Merit increases for faculty, administrative and professional staff would also be “out of the question.”

With a large budget reduction, closing academic colleges is likely.

“To reach this [30 percent] level of a cut, more than one large college must be eliminated because of the corresponding loss of tuition revenue,” the document states.
WHOLE COLLEGES. Gone. Just the prescription for the "jewel" of a substandard higher-ed system in a poor, ignorant, underdeveloped state.

This is the backdrop for the other headlines of the day.

One is atop a column by veteran Lake Charles columnist Jim Beam,
who writes in the American Press that, no matter how much sense it might make, don't look for lawmakers to cut back on the state's bloated ranks of four-year universities.

Quantity always has been more important to the Gret Stet than quality, and the people's representatives aren't about to change things now. No matter how desperate the fiscal situation:
Any legislator with a higher education institution in or near his district is going to be reluctant to close a university anywhere else for fear his school could be next. That is the political reality here.

Making a college education convenient and affordable is everyone’s goal. Unfortunately, the legislators who promoted four-year status for LSU-A didn’t tell their colleagues the whole story.

The ink had hardly dried on the act Foster signed in 2001 before those same supporters launched grandiose plans for spending millions of dollars more on expanded facilities at the university.

While everything Michot, Clausen and others are saying makes sense, it’s not likely to change anything. The Legislature doesn’t have the courage it would take to close any state universities. If lawmakers could resist political pressure, LSU-A wouldn’t be a four-year school today.
MEANWHILE, some legislators are seeking a way to deal with an ideologue governor threatening to turn down, on "principle," billions in federal "stimulus" money as he stares down a $2 billion budget defecit.
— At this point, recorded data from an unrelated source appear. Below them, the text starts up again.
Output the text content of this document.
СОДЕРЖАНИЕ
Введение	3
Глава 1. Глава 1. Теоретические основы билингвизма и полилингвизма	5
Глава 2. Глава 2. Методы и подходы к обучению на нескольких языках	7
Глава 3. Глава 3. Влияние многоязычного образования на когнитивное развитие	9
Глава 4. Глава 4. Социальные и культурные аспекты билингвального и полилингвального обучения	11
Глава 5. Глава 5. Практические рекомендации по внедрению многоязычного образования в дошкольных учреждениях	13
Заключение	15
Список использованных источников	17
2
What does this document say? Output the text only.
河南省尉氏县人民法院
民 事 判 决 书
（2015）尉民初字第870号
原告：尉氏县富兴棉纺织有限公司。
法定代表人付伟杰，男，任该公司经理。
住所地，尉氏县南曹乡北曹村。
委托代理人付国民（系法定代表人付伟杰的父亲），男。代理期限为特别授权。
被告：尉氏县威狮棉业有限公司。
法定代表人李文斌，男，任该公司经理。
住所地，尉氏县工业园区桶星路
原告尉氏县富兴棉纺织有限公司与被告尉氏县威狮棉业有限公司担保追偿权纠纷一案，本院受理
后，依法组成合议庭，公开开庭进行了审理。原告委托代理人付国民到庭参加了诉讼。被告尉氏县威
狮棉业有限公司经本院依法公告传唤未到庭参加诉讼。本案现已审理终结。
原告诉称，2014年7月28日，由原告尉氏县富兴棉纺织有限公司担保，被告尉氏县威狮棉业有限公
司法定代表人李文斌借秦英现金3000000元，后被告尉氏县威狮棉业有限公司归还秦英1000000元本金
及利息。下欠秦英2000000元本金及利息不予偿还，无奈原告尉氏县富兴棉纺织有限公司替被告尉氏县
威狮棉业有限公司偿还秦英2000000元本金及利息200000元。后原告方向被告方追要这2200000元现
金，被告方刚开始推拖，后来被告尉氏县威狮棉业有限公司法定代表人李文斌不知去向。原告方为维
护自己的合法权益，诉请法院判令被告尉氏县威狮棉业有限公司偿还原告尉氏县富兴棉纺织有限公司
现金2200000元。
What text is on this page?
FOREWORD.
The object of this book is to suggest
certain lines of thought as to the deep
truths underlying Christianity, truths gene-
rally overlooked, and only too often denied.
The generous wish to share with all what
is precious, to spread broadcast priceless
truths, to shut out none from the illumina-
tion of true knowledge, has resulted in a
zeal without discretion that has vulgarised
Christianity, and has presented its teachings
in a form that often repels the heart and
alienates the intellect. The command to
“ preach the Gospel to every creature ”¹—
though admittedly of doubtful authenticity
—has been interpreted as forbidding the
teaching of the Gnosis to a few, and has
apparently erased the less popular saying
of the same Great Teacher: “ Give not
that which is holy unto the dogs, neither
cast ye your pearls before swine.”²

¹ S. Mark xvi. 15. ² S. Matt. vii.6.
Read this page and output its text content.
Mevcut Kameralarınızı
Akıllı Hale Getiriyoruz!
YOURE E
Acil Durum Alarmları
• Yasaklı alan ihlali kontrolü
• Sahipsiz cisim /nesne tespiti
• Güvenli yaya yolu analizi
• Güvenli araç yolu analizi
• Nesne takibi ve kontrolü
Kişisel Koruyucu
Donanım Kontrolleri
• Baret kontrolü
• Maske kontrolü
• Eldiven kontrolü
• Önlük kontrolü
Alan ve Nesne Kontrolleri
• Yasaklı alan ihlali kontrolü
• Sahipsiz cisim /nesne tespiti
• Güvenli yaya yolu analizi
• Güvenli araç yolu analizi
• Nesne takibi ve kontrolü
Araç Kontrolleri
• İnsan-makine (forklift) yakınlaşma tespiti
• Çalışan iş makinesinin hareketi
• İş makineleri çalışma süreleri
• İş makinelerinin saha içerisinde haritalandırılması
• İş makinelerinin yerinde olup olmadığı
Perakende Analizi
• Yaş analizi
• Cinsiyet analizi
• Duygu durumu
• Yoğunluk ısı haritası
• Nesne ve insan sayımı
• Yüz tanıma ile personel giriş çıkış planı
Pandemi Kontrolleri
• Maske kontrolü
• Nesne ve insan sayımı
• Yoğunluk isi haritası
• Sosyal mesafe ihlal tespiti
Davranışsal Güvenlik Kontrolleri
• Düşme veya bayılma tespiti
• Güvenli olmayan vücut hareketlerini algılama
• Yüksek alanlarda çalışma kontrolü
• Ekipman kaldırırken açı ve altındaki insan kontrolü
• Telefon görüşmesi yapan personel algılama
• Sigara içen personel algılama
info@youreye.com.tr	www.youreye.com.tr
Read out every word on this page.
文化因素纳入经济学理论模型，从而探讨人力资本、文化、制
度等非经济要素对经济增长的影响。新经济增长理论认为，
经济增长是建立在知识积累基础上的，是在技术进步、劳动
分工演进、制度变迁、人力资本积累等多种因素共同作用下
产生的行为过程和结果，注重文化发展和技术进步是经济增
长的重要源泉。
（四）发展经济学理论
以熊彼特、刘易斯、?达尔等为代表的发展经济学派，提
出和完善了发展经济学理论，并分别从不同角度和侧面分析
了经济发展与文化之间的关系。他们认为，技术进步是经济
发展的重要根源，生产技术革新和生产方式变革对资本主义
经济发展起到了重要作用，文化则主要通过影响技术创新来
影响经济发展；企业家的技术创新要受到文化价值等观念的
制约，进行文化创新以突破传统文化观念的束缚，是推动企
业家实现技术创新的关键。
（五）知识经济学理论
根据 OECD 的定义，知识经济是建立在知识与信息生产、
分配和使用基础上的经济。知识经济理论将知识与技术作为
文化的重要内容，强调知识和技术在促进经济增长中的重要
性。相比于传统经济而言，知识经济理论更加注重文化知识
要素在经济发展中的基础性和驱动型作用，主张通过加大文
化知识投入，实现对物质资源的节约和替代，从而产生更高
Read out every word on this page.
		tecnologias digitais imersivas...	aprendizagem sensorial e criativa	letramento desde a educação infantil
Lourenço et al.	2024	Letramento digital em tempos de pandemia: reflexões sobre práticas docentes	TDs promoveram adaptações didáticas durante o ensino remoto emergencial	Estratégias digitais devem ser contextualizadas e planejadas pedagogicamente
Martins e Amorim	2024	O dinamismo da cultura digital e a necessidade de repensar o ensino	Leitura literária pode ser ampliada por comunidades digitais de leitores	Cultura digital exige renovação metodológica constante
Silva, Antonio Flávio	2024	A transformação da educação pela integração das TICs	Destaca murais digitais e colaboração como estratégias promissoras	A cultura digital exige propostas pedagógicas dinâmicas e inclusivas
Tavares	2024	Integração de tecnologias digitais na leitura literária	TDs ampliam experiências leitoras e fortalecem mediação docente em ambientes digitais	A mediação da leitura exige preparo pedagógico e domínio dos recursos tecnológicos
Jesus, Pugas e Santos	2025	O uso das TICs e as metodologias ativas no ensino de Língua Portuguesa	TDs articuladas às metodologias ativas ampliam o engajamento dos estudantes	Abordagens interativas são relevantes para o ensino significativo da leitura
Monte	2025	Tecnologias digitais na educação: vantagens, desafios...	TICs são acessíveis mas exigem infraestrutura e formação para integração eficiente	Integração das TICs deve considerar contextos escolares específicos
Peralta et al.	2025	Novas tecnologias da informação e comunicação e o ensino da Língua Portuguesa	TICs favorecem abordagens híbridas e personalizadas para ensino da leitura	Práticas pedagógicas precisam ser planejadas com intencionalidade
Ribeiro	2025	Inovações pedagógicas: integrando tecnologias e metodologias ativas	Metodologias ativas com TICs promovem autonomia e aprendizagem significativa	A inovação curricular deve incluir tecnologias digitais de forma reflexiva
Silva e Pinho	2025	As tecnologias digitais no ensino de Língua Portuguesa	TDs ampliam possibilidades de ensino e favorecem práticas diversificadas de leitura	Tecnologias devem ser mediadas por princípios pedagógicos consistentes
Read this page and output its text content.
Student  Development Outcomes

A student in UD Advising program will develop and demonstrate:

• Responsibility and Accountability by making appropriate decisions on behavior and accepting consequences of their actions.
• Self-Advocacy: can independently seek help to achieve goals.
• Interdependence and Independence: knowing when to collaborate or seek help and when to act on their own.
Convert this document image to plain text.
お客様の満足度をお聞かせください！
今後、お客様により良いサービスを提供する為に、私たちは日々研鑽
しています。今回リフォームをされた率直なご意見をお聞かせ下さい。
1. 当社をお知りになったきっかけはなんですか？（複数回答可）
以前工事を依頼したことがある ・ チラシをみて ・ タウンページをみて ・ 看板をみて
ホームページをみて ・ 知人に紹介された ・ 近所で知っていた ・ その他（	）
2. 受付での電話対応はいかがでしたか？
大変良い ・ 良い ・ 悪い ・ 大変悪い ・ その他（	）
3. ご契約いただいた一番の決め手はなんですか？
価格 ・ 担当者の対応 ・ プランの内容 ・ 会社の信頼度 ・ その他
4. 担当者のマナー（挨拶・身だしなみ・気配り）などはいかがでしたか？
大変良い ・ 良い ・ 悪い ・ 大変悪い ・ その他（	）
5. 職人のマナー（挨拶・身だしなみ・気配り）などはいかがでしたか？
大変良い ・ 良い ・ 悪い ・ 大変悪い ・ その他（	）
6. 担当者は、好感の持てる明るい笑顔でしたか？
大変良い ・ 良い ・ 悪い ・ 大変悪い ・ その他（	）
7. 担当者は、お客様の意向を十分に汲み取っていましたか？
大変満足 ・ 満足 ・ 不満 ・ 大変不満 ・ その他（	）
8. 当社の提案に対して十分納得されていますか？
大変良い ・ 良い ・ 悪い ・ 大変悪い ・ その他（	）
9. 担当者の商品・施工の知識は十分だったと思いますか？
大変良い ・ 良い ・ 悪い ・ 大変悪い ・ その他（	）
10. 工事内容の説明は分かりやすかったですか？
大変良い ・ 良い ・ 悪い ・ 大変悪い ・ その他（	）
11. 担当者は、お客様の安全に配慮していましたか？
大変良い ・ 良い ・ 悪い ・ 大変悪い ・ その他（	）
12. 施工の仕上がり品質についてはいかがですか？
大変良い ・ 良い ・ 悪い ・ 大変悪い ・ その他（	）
On the other hand, according to Gannett newspapers, some legislators -- in the face of the $2 billion budget deficit --
think cutting taxes is just the thing to do when you're already way short of money. Gov. Bobby Jindal thinks this might be just as good an idea as gutting higher education and turning down billions from Uncle Sam:
Questions submitted to the governor's office about the tax cuts proposed so far brought a response from Kyle Plotkin, the governor's press secretary. The governor was out of town.

Plotkin said, "As a conservative, the governor supports tax cuts and has cut taxes in Louisiana six times so far. He is willing to support tax cuts that are fiscally responsible by being fully implemented in the same year and are accompanied by necessary spending reductions.
ONE CAN ONLY ASSUME that Louisiana has gone from being misgoverned by crooks to being driven into the ditch by fools and nuts.

Of course, this being Louisiana, the fools and nuts always had a place at the policy-making table. But now, with crookedness being less fashionable than it historically has been, the fools and nuts have seized their opportunity to shine.

There are three ways to live happily in Louisiana. One is not to care about one's future or one's fellow man.

Another is to adopt a fanatical devotion to Bacchus while trying to ignore the shadows creeping up on you and yours.

The third is to adopt a position of pie-eyed optimism, maintaining that everything is tickety-boo in Bayou Goula despite all available evidence.

UNFORTUNATELY, none of the "happy" strategies account for the inevitability of getting bitten -- hard -- in the ass by reality, which it would appear is now upon Louisiana in what might be an unprecedented manner. And that reality, cher . . . she can be a stone-cold bitch, yeah.